池田頼功の子。官位従五位下、播磨守。安政の大獄における江戸町奉行で、後に勘定奉行も兼帯。寺社奉行松平宗秀、北町奉行石谷穆清大目付久貝正典目付神保長興らと共に志士の裁断を担当した現場の指揮官。妻は摂津三田藩九鬼隆国の娘。養子に頼誠。

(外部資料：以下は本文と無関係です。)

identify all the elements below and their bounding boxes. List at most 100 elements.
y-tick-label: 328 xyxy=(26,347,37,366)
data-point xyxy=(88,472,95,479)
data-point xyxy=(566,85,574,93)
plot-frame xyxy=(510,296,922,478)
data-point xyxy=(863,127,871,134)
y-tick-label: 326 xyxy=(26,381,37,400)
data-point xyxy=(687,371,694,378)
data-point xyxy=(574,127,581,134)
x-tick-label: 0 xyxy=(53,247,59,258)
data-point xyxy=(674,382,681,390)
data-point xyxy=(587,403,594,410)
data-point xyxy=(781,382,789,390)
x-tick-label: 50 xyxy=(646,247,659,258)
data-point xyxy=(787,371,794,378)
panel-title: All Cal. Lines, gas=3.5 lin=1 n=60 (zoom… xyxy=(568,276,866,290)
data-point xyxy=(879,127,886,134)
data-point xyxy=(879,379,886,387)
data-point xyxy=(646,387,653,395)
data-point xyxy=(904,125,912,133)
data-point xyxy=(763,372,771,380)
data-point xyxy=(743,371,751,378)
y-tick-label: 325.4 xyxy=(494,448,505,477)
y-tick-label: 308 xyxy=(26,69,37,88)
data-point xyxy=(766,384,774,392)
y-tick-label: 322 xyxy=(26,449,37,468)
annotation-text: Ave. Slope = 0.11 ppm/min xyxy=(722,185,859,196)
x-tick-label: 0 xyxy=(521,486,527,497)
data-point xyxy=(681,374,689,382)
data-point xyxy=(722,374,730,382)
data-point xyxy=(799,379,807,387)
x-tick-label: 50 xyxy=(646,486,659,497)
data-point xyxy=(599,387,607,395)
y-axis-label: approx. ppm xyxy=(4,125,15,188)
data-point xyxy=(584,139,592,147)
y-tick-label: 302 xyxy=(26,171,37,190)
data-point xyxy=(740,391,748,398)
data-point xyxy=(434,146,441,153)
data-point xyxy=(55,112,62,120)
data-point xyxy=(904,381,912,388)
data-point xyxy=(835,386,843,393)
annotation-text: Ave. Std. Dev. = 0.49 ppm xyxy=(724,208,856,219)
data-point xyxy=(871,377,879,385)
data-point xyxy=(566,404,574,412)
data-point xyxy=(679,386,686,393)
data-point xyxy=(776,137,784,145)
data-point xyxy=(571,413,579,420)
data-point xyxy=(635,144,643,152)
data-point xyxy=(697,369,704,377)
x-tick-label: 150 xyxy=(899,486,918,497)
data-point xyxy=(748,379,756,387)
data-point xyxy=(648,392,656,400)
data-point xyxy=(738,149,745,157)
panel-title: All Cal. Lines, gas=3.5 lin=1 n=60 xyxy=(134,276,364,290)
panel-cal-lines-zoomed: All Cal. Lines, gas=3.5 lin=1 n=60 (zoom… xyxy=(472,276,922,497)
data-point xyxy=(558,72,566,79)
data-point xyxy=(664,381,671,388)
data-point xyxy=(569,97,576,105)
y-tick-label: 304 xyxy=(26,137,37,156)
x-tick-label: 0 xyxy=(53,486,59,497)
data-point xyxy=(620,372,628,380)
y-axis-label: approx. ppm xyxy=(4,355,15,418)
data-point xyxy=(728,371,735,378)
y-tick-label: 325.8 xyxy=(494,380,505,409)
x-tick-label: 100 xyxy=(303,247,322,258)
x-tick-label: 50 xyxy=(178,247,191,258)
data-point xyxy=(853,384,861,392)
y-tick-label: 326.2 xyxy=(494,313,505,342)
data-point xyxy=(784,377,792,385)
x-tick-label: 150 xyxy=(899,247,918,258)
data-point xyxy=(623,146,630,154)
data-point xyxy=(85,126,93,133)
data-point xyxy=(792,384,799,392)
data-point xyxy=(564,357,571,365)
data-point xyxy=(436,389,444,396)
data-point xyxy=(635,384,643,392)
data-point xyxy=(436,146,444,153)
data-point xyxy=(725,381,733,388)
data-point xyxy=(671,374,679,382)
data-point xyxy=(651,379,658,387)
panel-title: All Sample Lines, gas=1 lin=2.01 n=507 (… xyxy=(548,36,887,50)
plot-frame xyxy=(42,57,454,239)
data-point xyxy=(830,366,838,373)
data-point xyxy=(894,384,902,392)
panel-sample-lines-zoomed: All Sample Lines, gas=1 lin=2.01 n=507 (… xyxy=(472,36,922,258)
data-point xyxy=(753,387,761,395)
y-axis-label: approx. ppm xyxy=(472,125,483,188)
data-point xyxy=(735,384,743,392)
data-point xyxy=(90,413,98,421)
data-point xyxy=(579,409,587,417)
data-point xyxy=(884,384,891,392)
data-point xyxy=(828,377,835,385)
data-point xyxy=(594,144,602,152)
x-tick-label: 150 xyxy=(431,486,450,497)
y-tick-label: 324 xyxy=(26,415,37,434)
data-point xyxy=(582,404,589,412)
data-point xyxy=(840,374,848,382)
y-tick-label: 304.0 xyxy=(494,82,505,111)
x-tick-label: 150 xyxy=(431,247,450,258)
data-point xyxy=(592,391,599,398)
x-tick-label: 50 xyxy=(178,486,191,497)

遠祖下間頼龍下間氏出身だが、その子・頼広は縁戚の池田輝政に従軍して池田重利と改名、徳川家康より播磨新宮藩1万石を賜るものの、子孫邦照が夭折し改易。邦照の弟重教に3000石が下され、以後、寄合として家名継承し、頼方の代に至る。

経歴[編集]

※日付は旧暦。

  • 天保3年(1832年)8月7日、寄合のまま、火事場見廻を兼帯。隼人を称す。
  • 天保4年(1833年)9月19日、寄合肝煎に異動。
  • 天保7年(1836年)9月20日、西丸(世子徳川家慶。家慶が将軍就任の後は、世子徳川家祥目付に異動。在職中、隼人から将監に改称す。
  • 天保8年(1837年)11月1日、浦賀奉行に異動。
  • 天保12年(1841年)9月24日、奈良奉行に異動。在職中、従五位下に叙位。播磨守に任官。時に石高3000石。
  • 弘化3年(1846年)1月11日、普請奉行に異動。
  • 嘉永元年(1848年)11月8日、勘定奉行・公事方に異動。
  • 嘉永3年(1850年)7月、道中奉行兼帯。この年、上州侠客国定忠治に死刑(磔)を申し渡す。
  • 嘉永4年(1851年)、老中阿部正弘の命により、寺社奉行脇坂安宅、江戸南町奉行遠山景元と共に、恩赦に関する公式な制度の確立の為制定作業に携わる。
  • 嘉永5年(1852年)3月30日、遠山景元の辞任で江戸南町奉行に異動。
  • 安政4年(1857年)5月22日、序列を留守居次席とする。12月28日、大目付に異動、海防掛を兼帯。
  • 安政5年(1858年)2月2日、鉄炮改兼帯。7月6日、幕府上使として、前水戸藩主・徳川斉昭に対して不時登城の咎により謹慎の沙汰を申し渡す。10月9日、江戸南町奉行に異動。序列は留守居次席。
  • 安政6年(1859年)2月3日、勘定奉行・公事方兼帯。11月、安政の大獄における吉田松陰の判決に際し、流罪を相当とし、大老井伊直弼に書面を提出するが、直弼の裁可によって覆され、死罪と書き改められる。
  • 万延元年(1860年)3月3日、大老井伊直弼暗殺桜田門外の変)後、幕府は評定を五手掛(構成員:寺社奉行・町奉行・勘定奉行・大目付・目付)で行い、町奉行では池田が評定所の構成員となる。同年12月5日、アメリカ通訳官ヒュースケンが惨殺された事件で犯人捜索を命じられる。
  • 文久元年(1861年)5月26日、寄合に異動。
  • 文久2年(1862年)10月24日、寄合肝煎に異動。11月23日、桜田門外の変に際して、大老井伊直弼の死を隠蔽した罪により寄合肝煎差扣。寄合となる。
  • 文久3年(1863年)10月8日、寄合肝煎に異動。
  • 元治元年(1864年)7月2日、書院番頭(二番組)に異動。7月6日、江戸北町奉行に異動。
  • 元治2年(1865年)2月21日、序列を留守居次席とする。
  • 慶応2年(1866年)6月29日、勤仕並寄合に異動。
  • 武蔵金沢藩米倉昌寿の七男を養子とし、池田頼誠と名乗らせ後を継がせた。
  • 墓所は東京都台東区の大雄山海禅寺。法名は普聞院殿圓應萬籟居士。

逸話[編集]

  • 江戸町奉行を3度歴任。他者に例はない。また、稀有な事例として江戸町奉行で勘定奉行を兼帯する時期もあった(他に鳥居耀蔵)。